La Haute juridiction a en effet considéré que la personne qui a introduit un recours indemnitaire dans le cadre duquel l’administration a opposé la prescription quadriennale est irrecevable à saisir le juge de l’excès de pouvoir d’un recours en annulation dirigé contre la décision opposant la prescription quadriennale :

« Considérant que lorsque, dans le cadre d’un litige indemnitaire, l’administration oppose à la créance objet de ce litige la prescription prévue par les dispositions de la loi du 31 décembre 1968, le créancier qui entend contester le bien-fondé de la prescription doit le faire devant le juge saisi de ce même litige ; que, dans cette hypothèse, le créancier n’est par conséquent pas recevable à demander au juge de l’excès de pouvoir l’annulation de la décision opposant la prescription quadriennale à la créance dont il se prévaut. »

Cette solution nouvelle, dont l’esprit tient à éviter l’empilement des procédures contentieuses, s’inscrit parfaitement dans la logique de la loi n° 68-1250 du 31 décembre 1968, qui dispose en son article 7 que « La juridiction compétente pour connaître de la demande à laquelle la prescription est opposée est compétente pour statuer sur l’exception de prescription. »

Rappelons en effet que face à une demande indemnitaire, la prescription quadriennale constitue d’abord et avant tout pour l’administration un moyen de défense.

La contestation de la décision par laquelle l’administration oppose la prescription quadriennale devrait donc relever, en toute vraisemblance, non pas du contentieux objectif de la légalité de cette décision, mais du contentieux indemnitaire dans le cadre duquel la prescription est opposée.

Dans ces conditions, il est logique de considérer que la question du bien-fondé de l’opposition de la prescription quadriennale par l’administration ne puisse être tranchée que par le juge saisi des conclusions indemnitaires.

C’est d’ailleurs en cela que, sous réserve des cas dans lesquels le litige indemnitaire se noue devant le juge de l’excès de pouvoir, dans le cadre de la jurisprudence Lafage (CE, 8 mars 1912, Leb. p. 348 ; notamment, en ce sens : CE, Sect., 9 janvier 1976, Fabre, req. n° 95238), la jurisprudence avait rattaché le recours exercé à l’encontre de la décision opposant la prescription quadriennale au contentieux de pleine juridiction (CE, Sect., 23 mai 1952, Dame Veuve Merlin, Leb. p. 275 ; CE, 28 janvier 1955, Sieur Sibra, Leb. p.50 ; CE, Sect., 25 octobre 1963, Demoiselle Corbière, Leb. p. 510 ; CE, 20 novembre 1970, Sieur Livet, Leb. p. 693).

Dans les circonstances de l’espèce, un candidat évincé à l’attribution d’une délégation de service public avait saisi le juge administratif d’un recours tendant à l’indemnisation par la commune délégante du préjudice subi du fait de cette éviction, présentée comme irrégulière.

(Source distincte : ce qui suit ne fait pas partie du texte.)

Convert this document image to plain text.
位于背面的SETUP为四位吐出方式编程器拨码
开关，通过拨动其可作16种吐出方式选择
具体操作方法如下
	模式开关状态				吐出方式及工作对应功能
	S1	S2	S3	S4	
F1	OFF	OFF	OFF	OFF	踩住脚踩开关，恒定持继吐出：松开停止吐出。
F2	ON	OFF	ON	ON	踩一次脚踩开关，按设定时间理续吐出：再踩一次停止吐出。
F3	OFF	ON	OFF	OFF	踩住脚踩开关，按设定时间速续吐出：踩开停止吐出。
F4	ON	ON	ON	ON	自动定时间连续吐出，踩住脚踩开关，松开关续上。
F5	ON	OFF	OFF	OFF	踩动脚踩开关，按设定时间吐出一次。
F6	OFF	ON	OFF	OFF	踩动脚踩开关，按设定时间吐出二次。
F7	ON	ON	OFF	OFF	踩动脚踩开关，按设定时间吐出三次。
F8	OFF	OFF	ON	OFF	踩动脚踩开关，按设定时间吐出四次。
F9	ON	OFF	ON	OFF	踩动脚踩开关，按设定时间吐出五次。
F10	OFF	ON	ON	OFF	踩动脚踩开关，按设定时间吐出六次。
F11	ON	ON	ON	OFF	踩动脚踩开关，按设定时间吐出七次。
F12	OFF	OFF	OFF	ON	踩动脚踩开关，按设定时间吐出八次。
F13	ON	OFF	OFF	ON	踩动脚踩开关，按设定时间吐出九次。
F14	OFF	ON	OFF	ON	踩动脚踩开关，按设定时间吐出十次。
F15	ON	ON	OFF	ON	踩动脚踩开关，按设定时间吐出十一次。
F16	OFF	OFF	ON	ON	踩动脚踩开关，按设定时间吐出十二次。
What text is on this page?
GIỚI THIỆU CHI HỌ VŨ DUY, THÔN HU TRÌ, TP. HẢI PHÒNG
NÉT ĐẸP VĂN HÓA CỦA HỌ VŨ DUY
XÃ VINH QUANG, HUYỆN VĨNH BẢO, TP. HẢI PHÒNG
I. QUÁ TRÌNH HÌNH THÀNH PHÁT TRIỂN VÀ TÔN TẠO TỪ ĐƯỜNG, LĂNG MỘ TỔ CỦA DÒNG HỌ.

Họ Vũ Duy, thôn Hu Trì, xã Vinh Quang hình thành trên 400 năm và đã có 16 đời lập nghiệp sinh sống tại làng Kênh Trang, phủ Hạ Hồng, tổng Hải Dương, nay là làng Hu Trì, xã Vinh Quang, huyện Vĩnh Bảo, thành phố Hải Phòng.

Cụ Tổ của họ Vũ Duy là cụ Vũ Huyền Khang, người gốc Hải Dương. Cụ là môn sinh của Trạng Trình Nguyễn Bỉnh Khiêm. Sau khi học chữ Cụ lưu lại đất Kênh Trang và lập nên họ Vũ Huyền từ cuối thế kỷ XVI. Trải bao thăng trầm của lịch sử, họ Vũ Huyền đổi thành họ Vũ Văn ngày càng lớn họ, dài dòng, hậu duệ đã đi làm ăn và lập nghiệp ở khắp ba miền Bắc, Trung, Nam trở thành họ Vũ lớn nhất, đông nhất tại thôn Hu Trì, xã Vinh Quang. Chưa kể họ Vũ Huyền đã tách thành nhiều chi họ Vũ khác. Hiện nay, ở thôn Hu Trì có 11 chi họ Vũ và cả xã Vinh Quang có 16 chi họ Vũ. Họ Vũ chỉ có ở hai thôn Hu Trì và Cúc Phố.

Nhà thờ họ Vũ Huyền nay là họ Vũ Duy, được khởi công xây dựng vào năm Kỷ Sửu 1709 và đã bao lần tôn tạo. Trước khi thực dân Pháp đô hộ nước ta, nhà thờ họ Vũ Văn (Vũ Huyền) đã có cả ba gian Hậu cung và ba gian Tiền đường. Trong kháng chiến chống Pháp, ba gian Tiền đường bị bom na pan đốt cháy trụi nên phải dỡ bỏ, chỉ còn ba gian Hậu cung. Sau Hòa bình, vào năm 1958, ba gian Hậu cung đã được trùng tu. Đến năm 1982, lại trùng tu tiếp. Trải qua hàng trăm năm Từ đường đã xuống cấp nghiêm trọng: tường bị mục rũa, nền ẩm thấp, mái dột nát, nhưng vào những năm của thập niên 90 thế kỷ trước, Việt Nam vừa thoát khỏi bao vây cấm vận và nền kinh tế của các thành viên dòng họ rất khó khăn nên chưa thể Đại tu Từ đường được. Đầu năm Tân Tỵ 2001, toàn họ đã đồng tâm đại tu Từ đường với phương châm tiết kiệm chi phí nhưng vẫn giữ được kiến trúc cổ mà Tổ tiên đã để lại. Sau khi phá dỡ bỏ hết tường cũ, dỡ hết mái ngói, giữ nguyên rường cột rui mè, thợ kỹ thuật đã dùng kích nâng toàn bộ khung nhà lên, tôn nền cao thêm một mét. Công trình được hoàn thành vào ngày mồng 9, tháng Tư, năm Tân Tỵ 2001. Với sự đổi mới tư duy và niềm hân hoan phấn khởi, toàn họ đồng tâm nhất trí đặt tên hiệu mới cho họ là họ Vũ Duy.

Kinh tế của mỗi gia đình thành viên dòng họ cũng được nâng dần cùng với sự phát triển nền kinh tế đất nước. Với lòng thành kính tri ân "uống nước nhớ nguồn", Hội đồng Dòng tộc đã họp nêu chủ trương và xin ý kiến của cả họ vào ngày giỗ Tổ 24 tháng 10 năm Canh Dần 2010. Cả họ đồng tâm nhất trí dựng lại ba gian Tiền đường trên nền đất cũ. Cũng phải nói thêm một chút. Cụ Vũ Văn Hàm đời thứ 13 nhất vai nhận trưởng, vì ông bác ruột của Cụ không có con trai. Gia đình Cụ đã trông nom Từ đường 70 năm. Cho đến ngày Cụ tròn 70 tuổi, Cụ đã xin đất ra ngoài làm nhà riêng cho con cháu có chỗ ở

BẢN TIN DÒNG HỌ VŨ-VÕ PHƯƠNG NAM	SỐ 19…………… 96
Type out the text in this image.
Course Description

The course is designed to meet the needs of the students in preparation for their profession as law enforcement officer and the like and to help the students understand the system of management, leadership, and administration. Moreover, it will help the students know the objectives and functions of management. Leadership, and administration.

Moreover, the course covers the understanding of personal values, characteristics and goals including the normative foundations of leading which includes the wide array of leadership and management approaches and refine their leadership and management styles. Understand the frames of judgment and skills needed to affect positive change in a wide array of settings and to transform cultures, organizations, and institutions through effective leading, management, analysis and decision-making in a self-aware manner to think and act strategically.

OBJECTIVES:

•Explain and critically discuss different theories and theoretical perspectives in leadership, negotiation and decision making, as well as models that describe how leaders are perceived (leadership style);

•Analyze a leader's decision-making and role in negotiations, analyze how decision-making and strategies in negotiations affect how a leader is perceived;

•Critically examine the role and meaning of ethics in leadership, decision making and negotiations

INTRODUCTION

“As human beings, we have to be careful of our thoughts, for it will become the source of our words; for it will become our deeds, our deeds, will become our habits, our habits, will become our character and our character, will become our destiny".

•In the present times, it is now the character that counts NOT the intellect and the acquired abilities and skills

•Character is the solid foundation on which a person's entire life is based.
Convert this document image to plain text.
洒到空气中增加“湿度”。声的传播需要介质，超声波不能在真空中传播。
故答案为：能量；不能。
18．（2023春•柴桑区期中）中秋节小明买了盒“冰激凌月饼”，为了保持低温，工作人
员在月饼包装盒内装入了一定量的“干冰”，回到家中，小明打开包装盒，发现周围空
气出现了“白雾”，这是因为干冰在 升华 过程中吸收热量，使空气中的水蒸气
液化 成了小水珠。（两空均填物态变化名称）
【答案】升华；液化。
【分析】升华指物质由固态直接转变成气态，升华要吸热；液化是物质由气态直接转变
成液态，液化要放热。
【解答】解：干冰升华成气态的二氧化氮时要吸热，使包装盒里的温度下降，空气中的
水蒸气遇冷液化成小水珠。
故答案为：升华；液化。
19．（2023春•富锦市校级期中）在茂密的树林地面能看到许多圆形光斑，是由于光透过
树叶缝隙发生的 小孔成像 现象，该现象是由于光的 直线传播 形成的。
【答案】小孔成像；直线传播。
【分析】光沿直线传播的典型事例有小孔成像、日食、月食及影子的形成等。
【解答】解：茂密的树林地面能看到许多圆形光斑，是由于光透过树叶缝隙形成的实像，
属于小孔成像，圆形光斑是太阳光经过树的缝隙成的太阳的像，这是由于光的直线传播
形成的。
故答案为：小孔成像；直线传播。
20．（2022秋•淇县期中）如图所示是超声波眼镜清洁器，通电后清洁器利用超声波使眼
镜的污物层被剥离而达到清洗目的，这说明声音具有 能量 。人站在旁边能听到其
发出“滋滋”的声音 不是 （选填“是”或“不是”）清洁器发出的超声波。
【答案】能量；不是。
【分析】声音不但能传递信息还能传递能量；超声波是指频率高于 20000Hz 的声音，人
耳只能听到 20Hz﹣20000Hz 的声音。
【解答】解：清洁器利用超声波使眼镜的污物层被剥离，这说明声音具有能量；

Le maire de cette commune avait alors décidé d’opposer la prescription quadriennale aux demandes indemnitaires de ce candidat évincé.

En réaction, le candidat évincé avait saisi le juge administratif d’un recours pour excès de pouvoir à l’encontre de la décision opposant la prescription quadriennale.

La Haute juridiction, constatant qu’à la date à laquelle les juges de première instance avaient été saisis du recours dirigé contre la décision opposant la prescription quadriennale, ladite prescription avait déjà été opposée dans le cadre du contentieux indemnitaire, a considéré que ce nouveau recours était irrecevable car surabondant, le bien-fondé de la prescription allant nécessairement être tranché par le juge saisi des demandes indemnitaires.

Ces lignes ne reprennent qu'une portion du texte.